İşletme yaptığı işin yarattığı tehlike ve risklere uygun, alınması gereken ana önlemlerin içinde “Patlamadan Korunma Dökümanı”nı hazırlanmış mıdır, ya da o işyerinin/çalışma alanının gereklerine uygun olarak yapmış mıdır? Bu önemli dökümana uygun tehlike ve risk değerlendirmelerini yapmış, çalışanlarını bu patlayıcı üretimine uygun eğitimden geçirmiş ve onlara patlayıcı ortamlarda alınması gereken önlemleri anlatmış ve özel kişisel koruyucu donanımı sağlamış mıdır?
Her kazadan sonra bu hayati dokümanlar değiştirilmiş ve geliştirilmiş buna uygun tedbirler alınmış mıdır? Muhtemel bu dökümanların hazırlanması söz konusudur. Ama gelişen durumlar, tahıl tozu patlamasına dönük gerekli özen, dikkat ve yenilenme de eksikliklerin olduğu gözden kaçmış görünmektedir. Aksi takdirde, zaten bu patlama olmaz bu büyük şaşkınlık yaşanmaz bu yaralanmalar gerçekleşmezdi…

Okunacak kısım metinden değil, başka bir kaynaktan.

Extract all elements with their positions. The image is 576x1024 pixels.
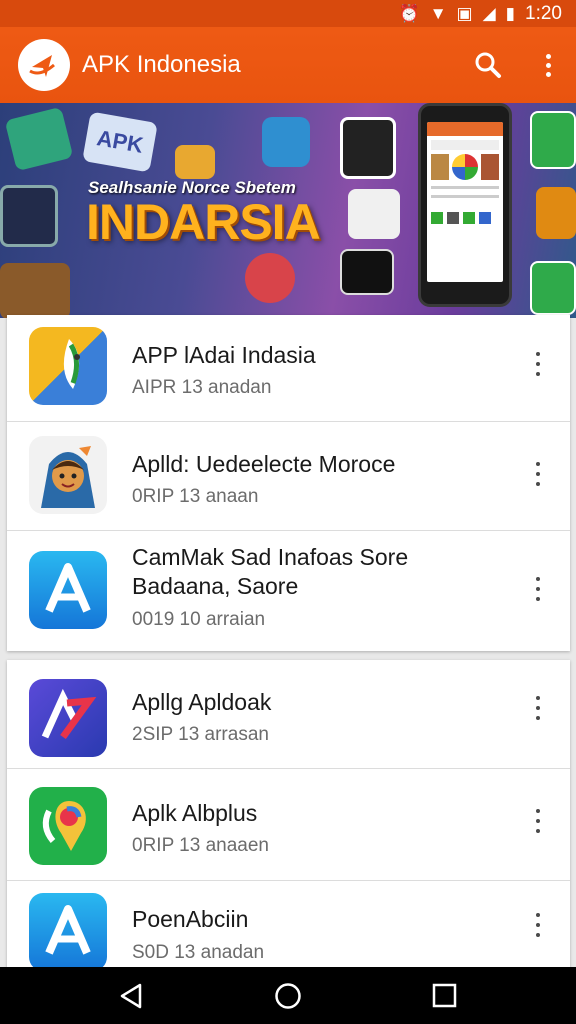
banner-tile bbox=[348, 189, 400, 239]
banner-tile bbox=[4, 106, 74, 172]
phone-illustration bbox=[418, 103, 512, 307]
list-item[interactable]: PoenAbciin S0D 13 anadan bbox=[7, 881, 570, 971]
app-meta: 2SIP 13 arrasan bbox=[132, 724, 269, 745]
navigation-bar bbox=[0, 967, 576, 1024]
app-bar: APK Indonesia bbox=[0, 27, 576, 103]
banner-tile bbox=[530, 261, 576, 315]
app-title: PoenAbciin bbox=[132, 906, 249, 932]
app-title: APP lAdai Indasia bbox=[132, 342, 316, 368]
status-time: 1:20 bbox=[525, 2, 562, 24]
green-map-app-icon bbox=[29, 787, 107, 865]
item-more-button[interactable] bbox=[533, 809, 543, 833]
item-more-button[interactable] bbox=[533, 577, 543, 601]
home-button[interactable] bbox=[273, 981, 303, 1011]
app-meta: 0RIP 13 anaan bbox=[132, 486, 259, 507]
banner-tile bbox=[245, 253, 295, 303]
green-leaf-app-icon bbox=[29, 327, 107, 405]
banner-tile bbox=[340, 249, 394, 295]
app-meta: 0019 10 arraian bbox=[132, 609, 266, 630]
app-title: APK Indonesia bbox=[82, 51, 241, 78]
no-signal-icon: ▣ bbox=[456, 4, 473, 23]
list-item[interactable]: Apllg Apldoak 2SIP 13 arrasan bbox=[7, 660, 570, 769]
app-title: CamMak Sad Inafoas Sore Badaana, Saore bbox=[132, 544, 409, 599]
home-icon bbox=[275, 983, 301, 1009]
list-item[interactable]: APP lAdai Indasia AIPR 13 anadan bbox=[7, 315, 570, 422]
banner-apk-tile: APK bbox=[82, 111, 158, 173]
app-meta: AIPR 13 anadan bbox=[132, 377, 272, 398]
letter-a-app-icon bbox=[29, 551, 107, 629]
overflow-menu-button[interactable] bbox=[536, 49, 560, 81]
item-more-button[interactable] bbox=[533, 913, 543, 937]
list-item[interactable]: CamMak Sad Inafoas Sore Badaana, Saore 0… bbox=[7, 531, 570, 651]
apk-logo-icon bbox=[18, 39, 70, 91]
alarm-icon: ⏰ bbox=[398, 4, 420, 23]
banner-tile bbox=[536, 187, 576, 239]
app-list-card: APP lAdai Indasia AIPR 13 anadan Aplld: … bbox=[7, 315, 570, 651]
status-bar: ⏰ ▼ ▣ ◢ ▮ 1:20 bbox=[0, 0, 576, 27]
item-more-button[interactable] bbox=[533, 352, 543, 376]
app-title: Apllg Apldoak bbox=[132, 689, 272, 715]
banner-tile bbox=[340, 117, 396, 179]
banner-tile bbox=[0, 263, 70, 318]
app-title: Aplld: Uedeelecte Moroce bbox=[132, 451, 396, 477]
banner-title: INDARSIA bbox=[86, 194, 321, 250]
wifi-icon: ▼ bbox=[429, 4, 447, 23]
app-meta: S0D 13 anadan bbox=[132, 942, 265, 963]
banner-tile bbox=[262, 117, 310, 167]
banner-tile bbox=[530, 111, 576, 169]
banner-tile bbox=[0, 185, 58, 247]
back-icon bbox=[120, 983, 142, 1009]
blue-a-app-icon bbox=[29, 893, 107, 971]
signal-icon: ◢ bbox=[482, 4, 496, 23]
search-icon bbox=[475, 52, 501, 78]
battery-icon: ▮ bbox=[505, 4, 516, 23]
recents-icon bbox=[432, 983, 457, 1008]
purple-a-app-icon bbox=[29, 679, 107, 757]
banner-tile bbox=[175, 145, 215, 179]
list-item[interactable]: Aplld: Uedeelecte Moroce 0RIP 13 anaan bbox=[7, 422, 570, 531]
back-button[interactable] bbox=[116, 981, 146, 1011]
item-more-button[interactable] bbox=[533, 462, 543, 486]
app-meta: 0RIP 13 anaaen bbox=[132, 835, 269, 856]
recents-button[interactable] bbox=[430, 981, 460, 1011]
list-item[interactable]: Aplk Albplus 0RIP 13 anaaen bbox=[7, 769, 570, 881]
app-list-card: Apllg Apldoak 2SIP 13 arrasan Aplk Albpl… bbox=[7, 660, 570, 971]
app-title: Aplk Albplus bbox=[132, 800, 258, 826]
girl-character-app-icon bbox=[29, 436, 107, 514]
item-more-button[interactable] bbox=[533, 696, 543, 720]
search-button[interactable] bbox=[472, 49, 504, 81]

Sonuçta, her yerde, her sektörde, 2012 yılından günümüze, yapılan değişikliklere bakıldığında İSİG alanında düzenleme ya gevşetilmiş ya belirsiz hale getirilmiş ya da sürekli ötelenmiştir. 8 yılda 6331 sayılı yasada yapılan küçük büyük değişiklik 40’ı bulmuştur.
Başta tahıl tozu patlaması yaşanan Derince limanı kazası olmak üzere son dönem ve bugün yaygın fabrika yangınları göz önünde bulundurularak, büyük endüstriyel kazaların önlenmesine ilişkin hızla düzenlemelerin yapılması, denetimlerin kamusal bir anlayış içinde yaygınlaştırılması, önlem almayanların insana, doğaya ve çevreye vereceği potansiyel zararları da hesaba katan, gerek işletmeler düzeyinde, o işletmeler özgün tehlike ve risklerine göre, gerekse de genel olarak, kamusal bir işçi sağlığı iş güvenliği anlayışı hızla yaşama geçirilmek durumundadır.
Bunun için sendikaların, meslek oda ve birliklerinin bu politikalarda etkin rol alması olmazsa olmaz önemdedir. Toplumsal bir denetim mekanizması olarak işlev görmeleri için katılım, politika üretme müdahil olma araçlarının geliştirilmesi zorunluluktur.
Ve son olarak, ülkemizde bir İSİG sisteminin kurulması için sendikalar, meslek oda ve birlikleri ve üniversitelerin içinde olduğu özerk-demokratik bir kurumsal yapı oluşturulması konusunda etkili bir mücadele verilmesi kaçınılmazdır.